Sachbuchcomic stellt Vorstellungen von prähistorischen Geschlechterrollen infrage

Der Titel des Buches und die große rote Muschi auf dem Cover sind eingängig, aber irreführend. »Die Frau als Mensch« rezipiert zwar wichtige Forschungsergebnisse der feministischen Archäologie, doch es geht um viel mehr: Eine Revision unseres Blicks auf die Frühgeschichte. Damit hinterfragt das Comic zahlreiche Grundannahmen darüber, wie menschliches Zusammenleben angeblich »schon immer« funktioniert hat und folglich auch ewig bleiben wird.

Feministische und progressive Debatten

Ulli Lust bietet einen anschaulichen Einblick in feministische und progressive Debatten in Archäologie, Anthropologie und Kunstgeschichte. Anhand von Kunstwerken aus steinzeitlichen Ausgrabungsstätten schildert sie Lebensweise und Kultur der Frühzeitmenschen.
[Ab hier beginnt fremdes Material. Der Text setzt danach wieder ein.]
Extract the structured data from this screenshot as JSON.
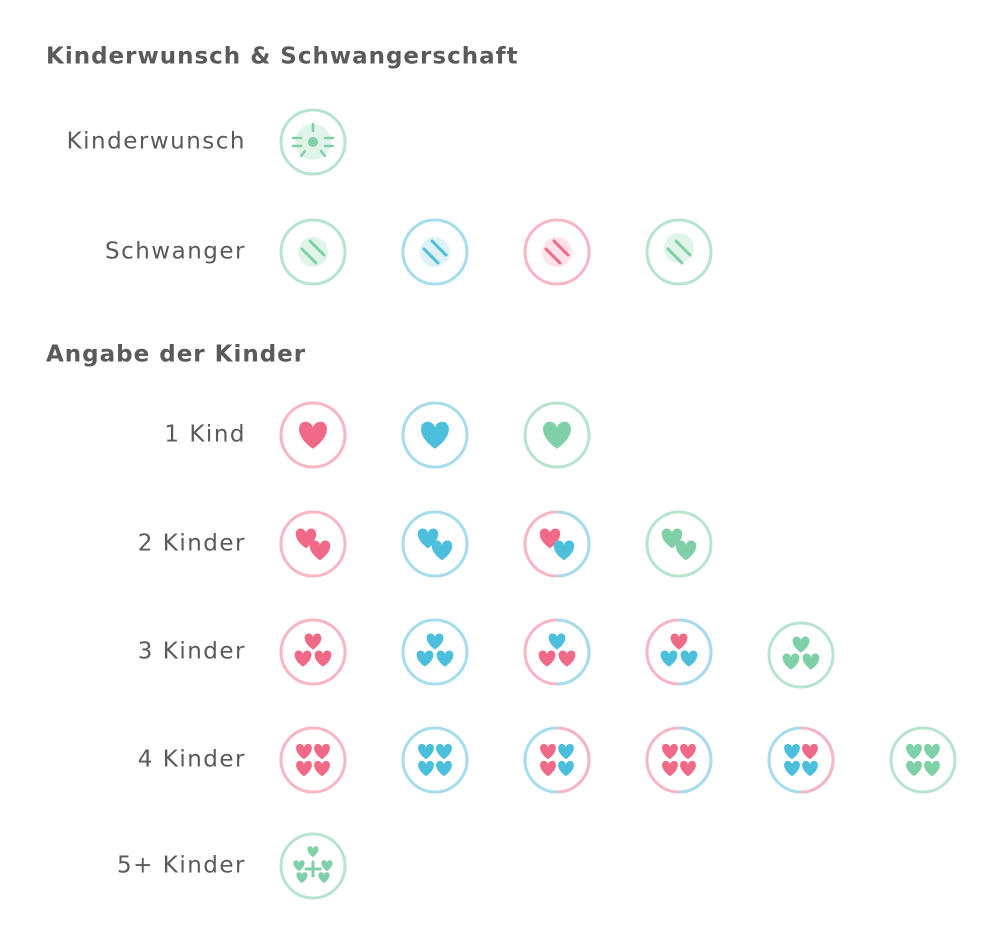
{
  "sections": [
    {
      "title": "Kinderwunsch & Schwangerschaft",
      "rows": [
        {
          "label": "Kinderwunsch"
        },
        {
          "label": "Schwanger"
        }
      ]
    },
    {
      "title": "Angabe der Kinder",
      "rows": [
        {
          "label": "1 Kind"
        },
        {
          "label": "2 Kinder"
        },
        {
          "label": "3 Kinder"
        },
        {
          "label": "4 Kinder"
        },
        {
          "label": "5+ Kinder"
        }
      ]
    }
  ]
}
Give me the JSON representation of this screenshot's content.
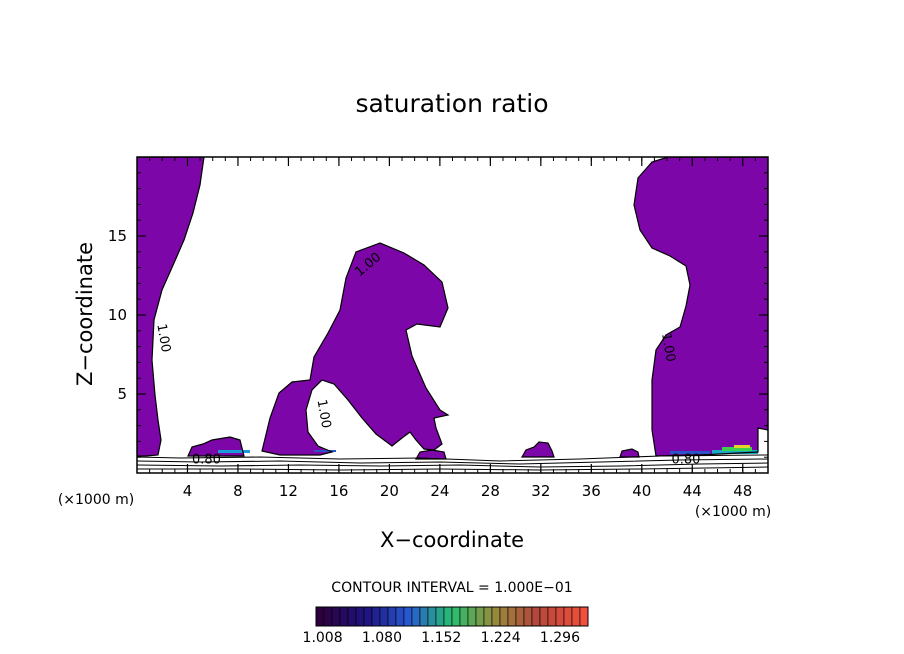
{
  "chart_data": {
    "type": "contour",
    "title": "saturation ratio",
    "xlabel": "X−coordinate",
    "ylabel": "Z−coordinate",
    "x_unit_left": "(×1000 m)",
    "x_unit_right": "(×1000 m)",
    "xlim": [
      0,
      50
    ],
    "ylim": [
      0,
      20
    ],
    "x_ticks": [
      4,
      8,
      12,
      16,
      20,
      24,
      28,
      32,
      36,
      40,
      44,
      48
    ],
    "y_ticks": [
      5,
      10,
      15
    ],
    "contour_interval_text": "CONTOUR INTERVAL = 1.000E−01",
    "contour_labels": [
      {
        "text": "1.00",
        "x": 1.8,
        "y": 8.5
      },
      {
        "text": "1.00",
        "x": 18.5,
        "y": 13.0
      },
      {
        "text": "1.00",
        "x": 14.5,
        "y": 3.7
      },
      {
        "text": "1.00",
        "x": 41.8,
        "y": 7.9
      },
      {
        "text": "0.80",
        "x": 5.5,
        "y": 0.6
      },
      {
        "text": "0.80",
        "x": 43.5,
        "y": 0.6
      }
    ],
    "fill_color": "#7d06a8",
    "colorbar_labels": [
      "1.008",
      "1.080",
      "1.152",
      "1.224",
      "1.296"
    ],
    "colorbar_range": [
      1.0,
      1.33
    ]
  }
}
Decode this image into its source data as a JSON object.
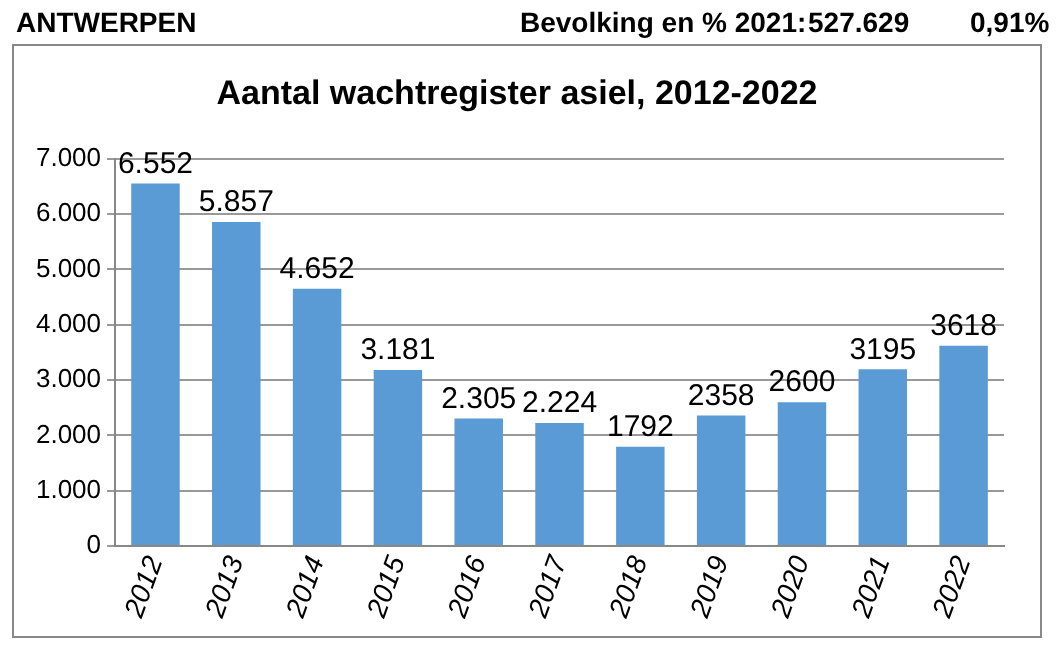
{
  "chart_data": {
    "type": "bar",
    "title": "Aantal wachtregister asiel, 2012-2022",
    "annotations": [
      "ANTWERPEN",
      "Bevolking en % 2021:",
      "527.629",
      "0,91%"
    ],
    "categories": [
      "2012",
      "2013",
      "2014",
      "2015",
      "2016",
      "2017",
      "2018",
      "2019",
      "2020",
      "2021",
      "2022"
    ],
    "values": [
      6552,
      5857,
      4652,
      3181,
      2305,
      2224,
      1792,
      2358,
      2600,
      3195,
      3618
    ],
    "value_labels": [
      "6.552",
      "5.857",
      "4.652",
      "3.181",
      "2.305",
      "2.224",
      "1792",
      "2358",
      "2600",
      "3195",
      "3618"
    ],
    "color": "#5b9bd5",
    "ylim": [
      0,
      7000
    ],
    "yticks": [
      {
        "value": 0,
        "label": "0"
      },
      {
        "value": 1000,
        "label": "1.000"
      },
      {
        "value": 2000,
        "label": "2.000"
      },
      {
        "value": 3000,
        "label": "3.000"
      },
      {
        "value": 4000,
        "label": "4.000"
      },
      {
        "value": 5000,
        "label": "5.000"
      },
      {
        "value": 6000,
        "label": "6.000"
      },
      {
        "value": 7000,
        "label": "7.000"
      }
    ],
    "grid": "y",
    "legend": false
  }
}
Vor 50.000 Jahren begannen Menschen erst, figürlich Darstellungen zu erschaffen, zum überwiegenden Teil handelt es sich dabei um Darstellungen von weiblichen Körpern. Die meist dreidimensionalen Objekte, die im Buch vorgestellt werden, verwiesen auf die zentrale Rolle, die Frauen in diesen Gesellschaften einnahmen.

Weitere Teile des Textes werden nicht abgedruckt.